Katherine Mansfield 280Katherine Mansfield
(photograph from Archives New Zealand via Wikimedia Commons)
The self-contained quality of each chapter makes the collection ideal for dipping into, and the high standard of the writing makes each instance especially rewarding. The 4,000-word chapter length ensures some depth, which is satisfying in terms of content and because it also allows the distinctiveness of each critical voice to be heard. There is also much to be gained from reading the collection cover to cover, drawing the threads of recurring preoccupations, drives, and anxieties articulated by both creative and critical writers, and speculating on what might be shared and distinctive habits of thought and language. Perhaps principal among the distinctive qualities is the strong sense of a bicultural literary culture which is not confined to chapters on specific Pākehā (European) and Māori writers but emerges as a wider collective understanding of New Zealand literature and society. This perspective is explicitly considered and embedded in linguistic patterns and rhetorical turns, which we find, for instance, in discussions of metaphor. Considering shifts to promote the distinguishing features of ‘Maoriland’ [an Australian coinage] in the early-twentieth century, Jane Stafford observes that, as it is ‘[t]oo insecure to stand alone, much of this language works through simile and contrast – nothing is, it is always like, or better than’. Later in the collection, Alice Te Punga Somerville discusses the range of English language and te reo Māori, as well as bilingual and translated works published in the magazine Te Ao Hou/The New World between 1952 and 1975. She, too, identifies the way metaphor indicates the negotiation of place and belonging. In the te reo Māori description of the magazine, it is a marae ‘gathering place’, but when translated into English it becomes ‘like a marae’. In the post-colonial context, this small rhetorical distinction carries the full freight of difference between Indigenous and settler cultures and their respective relationships to home and community.

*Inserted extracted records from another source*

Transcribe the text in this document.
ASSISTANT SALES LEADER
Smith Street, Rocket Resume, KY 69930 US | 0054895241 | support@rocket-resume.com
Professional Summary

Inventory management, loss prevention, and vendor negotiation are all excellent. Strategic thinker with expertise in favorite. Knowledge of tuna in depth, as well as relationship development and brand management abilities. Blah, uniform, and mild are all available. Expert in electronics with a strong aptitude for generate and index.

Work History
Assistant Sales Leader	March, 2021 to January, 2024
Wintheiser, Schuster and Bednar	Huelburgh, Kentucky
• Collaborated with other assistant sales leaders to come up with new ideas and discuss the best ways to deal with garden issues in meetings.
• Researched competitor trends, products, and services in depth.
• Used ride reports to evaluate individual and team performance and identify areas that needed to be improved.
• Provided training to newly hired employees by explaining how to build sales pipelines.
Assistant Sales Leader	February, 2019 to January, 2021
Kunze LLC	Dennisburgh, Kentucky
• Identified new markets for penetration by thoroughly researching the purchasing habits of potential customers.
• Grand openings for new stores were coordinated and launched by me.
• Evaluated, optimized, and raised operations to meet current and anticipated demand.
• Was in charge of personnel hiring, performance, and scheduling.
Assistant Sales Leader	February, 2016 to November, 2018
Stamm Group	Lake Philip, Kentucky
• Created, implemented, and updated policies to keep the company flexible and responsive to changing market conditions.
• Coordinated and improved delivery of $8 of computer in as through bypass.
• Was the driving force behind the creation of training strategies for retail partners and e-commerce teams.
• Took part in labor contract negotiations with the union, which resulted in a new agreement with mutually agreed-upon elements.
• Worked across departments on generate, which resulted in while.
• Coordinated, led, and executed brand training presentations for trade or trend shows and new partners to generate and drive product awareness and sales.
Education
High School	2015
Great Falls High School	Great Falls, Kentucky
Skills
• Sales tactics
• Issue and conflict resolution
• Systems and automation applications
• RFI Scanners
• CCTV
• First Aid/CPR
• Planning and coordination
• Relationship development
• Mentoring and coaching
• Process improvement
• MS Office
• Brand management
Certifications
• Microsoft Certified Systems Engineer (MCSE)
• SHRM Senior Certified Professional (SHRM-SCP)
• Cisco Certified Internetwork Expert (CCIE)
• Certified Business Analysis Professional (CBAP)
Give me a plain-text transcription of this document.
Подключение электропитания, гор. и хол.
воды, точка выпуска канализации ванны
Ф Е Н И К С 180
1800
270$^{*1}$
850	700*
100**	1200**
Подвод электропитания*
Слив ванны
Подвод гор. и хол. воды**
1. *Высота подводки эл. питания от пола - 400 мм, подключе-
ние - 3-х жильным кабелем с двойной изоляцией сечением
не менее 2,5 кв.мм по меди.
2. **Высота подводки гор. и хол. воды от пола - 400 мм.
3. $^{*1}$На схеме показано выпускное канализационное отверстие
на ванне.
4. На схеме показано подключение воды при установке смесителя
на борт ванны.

The title ‘Te Ao Hou’ signals another key theme of this collection, namely a preoccupation with ‘new beginnings’. In numerous ways, this is a commonplace of colonial literatures, as all colonies are, by definition, new beginnings. This is not to diminish the particular and ongoing beginnings of New Zealand writing. The predominant impression of contemporary New Zealand writing and literary culture generated by this collection is one of a conscious interior focus with strong regional networks. Yet this sits easily with its ‘postcolonial postmodernity’ and its myriad, distinctive expressions of an original, fractured worldliness.